For combinatorial optimization, the graph represents a discrete problem instance. NeuroSAT embeds variables and clauses in a bipartite graph to predict satisfiability-like structure [20]. Attention-based TSP solvers learn policies over nodes and edges for routing [21]. Graph matching, maximum cut, scheduling, and routing models often train with reinforcement learning, imitation learning, or differentiable relaxations. The key caution is that neural solvers are usually heuristic: they may be useful for candidate generation or warm starts without replacing exact algorithms when guarantees are required.

Scalability is a separate design axis. Billion-edge graphs cannot be trained by repeatedly materializing full neighborhoods.

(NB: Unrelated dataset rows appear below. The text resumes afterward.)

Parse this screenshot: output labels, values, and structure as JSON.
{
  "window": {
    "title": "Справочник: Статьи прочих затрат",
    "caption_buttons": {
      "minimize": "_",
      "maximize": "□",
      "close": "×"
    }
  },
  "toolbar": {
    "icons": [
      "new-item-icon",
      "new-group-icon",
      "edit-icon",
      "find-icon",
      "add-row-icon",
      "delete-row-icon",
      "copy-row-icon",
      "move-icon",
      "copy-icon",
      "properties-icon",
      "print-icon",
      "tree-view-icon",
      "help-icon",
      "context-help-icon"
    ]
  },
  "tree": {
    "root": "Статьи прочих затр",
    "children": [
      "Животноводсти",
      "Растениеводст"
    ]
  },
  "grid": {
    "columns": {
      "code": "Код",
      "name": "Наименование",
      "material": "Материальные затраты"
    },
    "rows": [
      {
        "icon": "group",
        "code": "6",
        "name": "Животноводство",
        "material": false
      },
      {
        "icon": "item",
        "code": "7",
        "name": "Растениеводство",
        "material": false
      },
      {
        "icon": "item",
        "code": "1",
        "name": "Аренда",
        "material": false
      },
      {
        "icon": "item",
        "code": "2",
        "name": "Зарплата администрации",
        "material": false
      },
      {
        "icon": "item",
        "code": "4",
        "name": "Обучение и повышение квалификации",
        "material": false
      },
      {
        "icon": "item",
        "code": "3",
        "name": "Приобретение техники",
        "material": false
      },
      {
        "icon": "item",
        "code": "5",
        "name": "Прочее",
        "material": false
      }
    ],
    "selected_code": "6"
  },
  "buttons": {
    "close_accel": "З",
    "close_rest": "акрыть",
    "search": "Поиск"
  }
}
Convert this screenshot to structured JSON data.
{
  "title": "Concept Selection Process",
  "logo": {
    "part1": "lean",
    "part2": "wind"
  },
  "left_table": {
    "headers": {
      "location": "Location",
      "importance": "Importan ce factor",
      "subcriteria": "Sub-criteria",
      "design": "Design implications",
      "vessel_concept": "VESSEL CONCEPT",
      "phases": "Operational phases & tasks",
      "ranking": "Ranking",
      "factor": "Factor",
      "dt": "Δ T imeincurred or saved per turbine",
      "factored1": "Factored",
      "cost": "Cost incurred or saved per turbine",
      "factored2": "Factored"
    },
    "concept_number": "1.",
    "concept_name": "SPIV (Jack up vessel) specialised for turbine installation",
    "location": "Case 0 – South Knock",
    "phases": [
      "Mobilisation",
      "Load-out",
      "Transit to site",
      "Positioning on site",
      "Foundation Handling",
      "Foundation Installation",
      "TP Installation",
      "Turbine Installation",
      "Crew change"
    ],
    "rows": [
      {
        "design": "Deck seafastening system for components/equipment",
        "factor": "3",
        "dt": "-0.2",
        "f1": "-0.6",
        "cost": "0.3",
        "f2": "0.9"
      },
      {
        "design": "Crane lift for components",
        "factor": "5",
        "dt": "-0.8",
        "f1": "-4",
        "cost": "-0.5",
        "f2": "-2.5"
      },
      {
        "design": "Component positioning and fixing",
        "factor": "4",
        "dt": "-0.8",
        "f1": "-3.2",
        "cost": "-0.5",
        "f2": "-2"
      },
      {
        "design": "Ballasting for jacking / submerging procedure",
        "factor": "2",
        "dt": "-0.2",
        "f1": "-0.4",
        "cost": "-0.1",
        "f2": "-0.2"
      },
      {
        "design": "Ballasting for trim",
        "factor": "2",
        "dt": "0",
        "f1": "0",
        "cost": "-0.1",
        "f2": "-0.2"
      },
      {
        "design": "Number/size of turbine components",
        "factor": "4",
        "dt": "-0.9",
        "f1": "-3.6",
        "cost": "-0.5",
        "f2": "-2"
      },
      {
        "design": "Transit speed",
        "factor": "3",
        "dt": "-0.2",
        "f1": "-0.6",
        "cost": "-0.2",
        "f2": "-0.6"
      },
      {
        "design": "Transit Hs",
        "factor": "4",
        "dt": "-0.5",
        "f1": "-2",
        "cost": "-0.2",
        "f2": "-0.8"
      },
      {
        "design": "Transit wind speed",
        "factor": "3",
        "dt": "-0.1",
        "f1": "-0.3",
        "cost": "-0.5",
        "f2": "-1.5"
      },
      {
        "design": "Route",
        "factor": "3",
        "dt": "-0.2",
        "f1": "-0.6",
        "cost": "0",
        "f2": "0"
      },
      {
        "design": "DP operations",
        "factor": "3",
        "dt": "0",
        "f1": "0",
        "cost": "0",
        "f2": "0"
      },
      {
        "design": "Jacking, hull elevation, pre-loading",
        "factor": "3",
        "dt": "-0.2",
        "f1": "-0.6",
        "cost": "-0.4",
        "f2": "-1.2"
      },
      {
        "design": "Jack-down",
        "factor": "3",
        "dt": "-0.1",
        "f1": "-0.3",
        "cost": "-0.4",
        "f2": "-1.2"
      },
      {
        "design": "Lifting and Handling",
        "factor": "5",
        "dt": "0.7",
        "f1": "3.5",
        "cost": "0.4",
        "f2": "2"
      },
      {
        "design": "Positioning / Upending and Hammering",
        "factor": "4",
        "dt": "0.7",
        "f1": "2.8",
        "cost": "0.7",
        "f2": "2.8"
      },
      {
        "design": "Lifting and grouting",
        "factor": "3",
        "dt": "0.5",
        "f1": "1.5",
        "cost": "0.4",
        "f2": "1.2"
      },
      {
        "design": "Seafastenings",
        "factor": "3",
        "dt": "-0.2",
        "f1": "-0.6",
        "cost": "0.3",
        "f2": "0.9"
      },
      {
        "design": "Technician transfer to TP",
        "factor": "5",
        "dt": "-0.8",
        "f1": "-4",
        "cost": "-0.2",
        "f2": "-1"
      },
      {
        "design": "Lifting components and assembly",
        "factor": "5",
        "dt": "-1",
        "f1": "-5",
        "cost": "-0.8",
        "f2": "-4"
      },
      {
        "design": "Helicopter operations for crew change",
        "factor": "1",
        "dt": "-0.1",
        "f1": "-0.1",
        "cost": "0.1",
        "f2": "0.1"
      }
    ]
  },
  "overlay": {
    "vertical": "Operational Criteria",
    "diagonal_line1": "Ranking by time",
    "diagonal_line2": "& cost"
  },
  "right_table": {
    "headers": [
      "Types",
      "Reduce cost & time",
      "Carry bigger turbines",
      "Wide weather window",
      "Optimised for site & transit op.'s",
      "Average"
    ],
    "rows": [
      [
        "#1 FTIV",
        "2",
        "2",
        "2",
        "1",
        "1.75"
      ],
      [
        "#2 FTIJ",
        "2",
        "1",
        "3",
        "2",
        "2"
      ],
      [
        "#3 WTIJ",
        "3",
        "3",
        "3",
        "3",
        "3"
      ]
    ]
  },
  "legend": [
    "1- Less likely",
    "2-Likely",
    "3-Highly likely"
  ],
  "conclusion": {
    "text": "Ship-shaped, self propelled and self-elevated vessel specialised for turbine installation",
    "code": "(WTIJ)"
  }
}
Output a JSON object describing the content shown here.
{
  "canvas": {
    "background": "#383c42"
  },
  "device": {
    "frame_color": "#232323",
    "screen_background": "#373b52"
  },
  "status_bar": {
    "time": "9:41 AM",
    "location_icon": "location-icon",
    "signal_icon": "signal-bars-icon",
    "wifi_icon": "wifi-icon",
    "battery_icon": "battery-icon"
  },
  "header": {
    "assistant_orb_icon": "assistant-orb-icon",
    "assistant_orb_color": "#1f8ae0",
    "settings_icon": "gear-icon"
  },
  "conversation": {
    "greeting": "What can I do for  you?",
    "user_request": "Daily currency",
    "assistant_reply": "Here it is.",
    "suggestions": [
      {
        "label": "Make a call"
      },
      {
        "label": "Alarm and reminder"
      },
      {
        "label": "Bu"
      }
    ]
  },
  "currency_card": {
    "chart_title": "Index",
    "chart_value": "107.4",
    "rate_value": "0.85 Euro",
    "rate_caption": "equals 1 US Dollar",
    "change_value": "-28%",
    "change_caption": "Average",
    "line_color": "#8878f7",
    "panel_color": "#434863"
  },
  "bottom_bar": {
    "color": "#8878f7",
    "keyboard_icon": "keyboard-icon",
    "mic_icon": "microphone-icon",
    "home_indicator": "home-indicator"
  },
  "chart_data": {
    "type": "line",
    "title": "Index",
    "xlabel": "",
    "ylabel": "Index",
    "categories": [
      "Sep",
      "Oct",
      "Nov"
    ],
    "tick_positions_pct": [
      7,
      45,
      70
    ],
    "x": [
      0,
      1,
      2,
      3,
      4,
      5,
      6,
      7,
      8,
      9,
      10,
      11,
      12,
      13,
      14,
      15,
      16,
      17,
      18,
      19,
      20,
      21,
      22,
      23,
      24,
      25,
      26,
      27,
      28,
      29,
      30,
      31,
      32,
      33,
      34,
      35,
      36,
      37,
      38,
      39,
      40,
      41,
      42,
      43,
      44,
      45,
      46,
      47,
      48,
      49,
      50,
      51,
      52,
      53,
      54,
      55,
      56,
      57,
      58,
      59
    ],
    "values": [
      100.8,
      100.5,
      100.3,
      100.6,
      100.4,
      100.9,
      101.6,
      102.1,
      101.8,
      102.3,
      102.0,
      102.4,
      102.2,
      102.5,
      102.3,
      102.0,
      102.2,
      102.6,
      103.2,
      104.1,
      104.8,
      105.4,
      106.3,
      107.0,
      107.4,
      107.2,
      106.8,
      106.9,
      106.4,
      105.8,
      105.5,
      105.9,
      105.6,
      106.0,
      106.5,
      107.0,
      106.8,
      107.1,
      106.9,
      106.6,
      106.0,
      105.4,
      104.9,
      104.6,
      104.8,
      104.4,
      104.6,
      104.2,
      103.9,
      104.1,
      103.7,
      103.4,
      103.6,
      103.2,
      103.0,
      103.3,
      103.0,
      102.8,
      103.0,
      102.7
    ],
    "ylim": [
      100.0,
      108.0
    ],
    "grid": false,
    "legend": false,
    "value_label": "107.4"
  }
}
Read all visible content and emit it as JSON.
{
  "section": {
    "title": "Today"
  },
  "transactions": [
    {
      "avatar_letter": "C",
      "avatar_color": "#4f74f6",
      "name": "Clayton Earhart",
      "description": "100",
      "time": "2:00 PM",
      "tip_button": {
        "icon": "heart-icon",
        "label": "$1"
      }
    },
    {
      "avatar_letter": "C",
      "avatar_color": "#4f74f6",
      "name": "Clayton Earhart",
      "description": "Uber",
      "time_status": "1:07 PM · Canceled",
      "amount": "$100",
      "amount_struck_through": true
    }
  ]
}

Neighbor sampling, layer-wise sampling, subgraph batching, cluster-GCN, graph partitioning, cached embeddings, and distributed training are engineering necessities [22]. The right method depends on whether the bottleneck is memory, feature lookup, negative sampling, message fanout, or serving latency.

Graph foundation models are an emerging frontier. GraphGPS combines local message passing with global attention and positional or structural encodings [23]. OFA reformulates different graph tasks so one model can address many classification settings [24]. GNNs plus LLMs connect text-rich nodes, tool reasoning, retrieval, and graph structure. These systems are promising, but they raise evaluation problems: pretraining corpora may overlap with benchmarks, prompts can leak labels, and text may dominate structure unless ablations are careful.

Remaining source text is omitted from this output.